Luke asked her if she was worried about her parents.
“Not especially. My father’s an alcoholic. My mother divorced him when I was six and married—surprise!—another alcoholic. She must have figured if you can’t beat em, join em, because now she’s an alkie, too. I miss my brother, though. Do you think he’s all right?”
“Sure,” Iris said, without much conviction, and then wandered away to the trampoline and began to bounce. Doing that so soon after a meal would have made Luke feel whoopsy, but Iris hadn’t eaten much.
“Let me get this straight,” Helen said. “You don’t know why we’re here, except it maybe has something to do with psychic abilities that wouldn’t even pass an America’s Got Talent audition.”
“Wouldn’t even get us on Little Big Shots,” George said.
“They test us until we see dots, but you don’t know why.”
“Right,” Kalisha said.
“Then they put us in this other place, Back Half, but you don’t know what goes on there.”

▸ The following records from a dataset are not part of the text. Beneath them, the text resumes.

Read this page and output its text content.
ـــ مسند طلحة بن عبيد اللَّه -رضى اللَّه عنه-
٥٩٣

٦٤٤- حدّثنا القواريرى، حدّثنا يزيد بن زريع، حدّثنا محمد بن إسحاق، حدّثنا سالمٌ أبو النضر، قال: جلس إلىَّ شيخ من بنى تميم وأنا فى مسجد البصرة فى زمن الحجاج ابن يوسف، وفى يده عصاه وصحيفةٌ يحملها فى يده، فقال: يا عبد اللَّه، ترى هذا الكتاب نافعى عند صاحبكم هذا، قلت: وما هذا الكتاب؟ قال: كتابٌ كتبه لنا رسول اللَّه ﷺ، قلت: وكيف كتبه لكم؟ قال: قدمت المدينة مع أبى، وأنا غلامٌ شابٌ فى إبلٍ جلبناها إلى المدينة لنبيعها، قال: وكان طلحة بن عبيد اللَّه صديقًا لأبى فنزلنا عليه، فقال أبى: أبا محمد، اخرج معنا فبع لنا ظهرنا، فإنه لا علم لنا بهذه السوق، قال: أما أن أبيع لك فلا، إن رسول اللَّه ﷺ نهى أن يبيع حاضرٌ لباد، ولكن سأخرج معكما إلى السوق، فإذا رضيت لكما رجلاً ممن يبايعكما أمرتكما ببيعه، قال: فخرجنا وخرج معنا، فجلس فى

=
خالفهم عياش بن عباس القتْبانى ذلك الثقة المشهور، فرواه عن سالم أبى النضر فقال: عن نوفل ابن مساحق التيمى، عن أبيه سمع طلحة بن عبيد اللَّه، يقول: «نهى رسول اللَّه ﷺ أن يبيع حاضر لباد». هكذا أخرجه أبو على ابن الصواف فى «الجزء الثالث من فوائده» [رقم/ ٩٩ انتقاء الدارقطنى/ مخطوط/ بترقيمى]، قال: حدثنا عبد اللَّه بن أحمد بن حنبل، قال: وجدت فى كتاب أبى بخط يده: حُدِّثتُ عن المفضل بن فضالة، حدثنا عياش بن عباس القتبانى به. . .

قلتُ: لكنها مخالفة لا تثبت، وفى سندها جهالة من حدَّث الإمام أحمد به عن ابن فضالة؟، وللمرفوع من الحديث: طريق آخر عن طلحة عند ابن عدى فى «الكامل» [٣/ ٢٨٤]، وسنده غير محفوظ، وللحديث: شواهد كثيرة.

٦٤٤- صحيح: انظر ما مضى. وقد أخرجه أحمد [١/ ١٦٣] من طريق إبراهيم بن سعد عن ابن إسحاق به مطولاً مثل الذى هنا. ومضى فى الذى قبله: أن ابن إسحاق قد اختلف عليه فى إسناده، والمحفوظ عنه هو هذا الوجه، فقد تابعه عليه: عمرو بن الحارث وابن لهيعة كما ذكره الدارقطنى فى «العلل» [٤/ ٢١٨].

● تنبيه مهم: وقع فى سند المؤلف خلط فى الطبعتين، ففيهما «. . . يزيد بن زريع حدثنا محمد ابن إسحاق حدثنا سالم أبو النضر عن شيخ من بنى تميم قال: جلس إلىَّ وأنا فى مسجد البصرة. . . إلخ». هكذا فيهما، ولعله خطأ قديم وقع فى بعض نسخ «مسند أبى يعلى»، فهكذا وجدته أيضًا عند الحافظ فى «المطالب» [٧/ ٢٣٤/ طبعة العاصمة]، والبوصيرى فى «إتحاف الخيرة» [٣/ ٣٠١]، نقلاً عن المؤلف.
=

“Yup,” Nicky said. “Can you play chess, or just knock over the pieces?”
She ignored him. “And when they’re done with us, we get some sci-fi memory wipe and live happily ever after.”
“That’s the story,” Luke said.
She considered, then said, “It sounds like hell.”
“Well,” Kalisha said, “I guess that’s why God gave us wine coolers and Hi Boy Brownies.”
Luke had had enough. He was going to cry again pretty soon; he could feel it coming on like a thunderstorm. Doing that in company might be okay for Iris, who was a girl, but he had an idea (surely outdated but all the same powerful) about how boys were supposed to behave. In a word, like Nicky.
He went back to his room, closed the door, and lay down on his bed with an arm over his eyes. Then, for no reason, he thought of Richie Rocket in his silver space suit, dancing as enthusiastically as Nicky Wilholm had before dinner, and how the little kids danced with him, laughing like crazy and singing along to “Mambo Number 5.” As though nothing could go wrong, as if their lives would always be filled with innocent fun.
The tears came, because he was afraid and angry, but mostly because he was homesick. He had never understood what that word meant until now. This wasn’t summer camp, and it wasn’t a field trip. This was a nightmare, and all he wanted was for it to be over. He wanted to wake up. And because he couldn’t, he fell asleep with his narrow chest still hitching with a few final sobs.
3
More bad dreams.
He awoke with a start from one in which a headless black dog had been chasing him down Wildersmoot Drive. For a single wonderful moment he thought the whole thing had been a dream, and he was back in his real room. Then he looked at the pajamas that weren’t his pajamas and at the wall where there should have been a window. He used the bathroom, and then, because he was no longer sleepy, powered up the laptop. He thought he might need another token to make it work, but he didn’t. Maybe it was on a twenty-four-hour cycle, or—if he was lucky—forty-eight. According to the strip at the top, it was quarter past three in the morning. A long time until dawn, then, and what he got for first taking a nap and then falling asleep so early in the evening.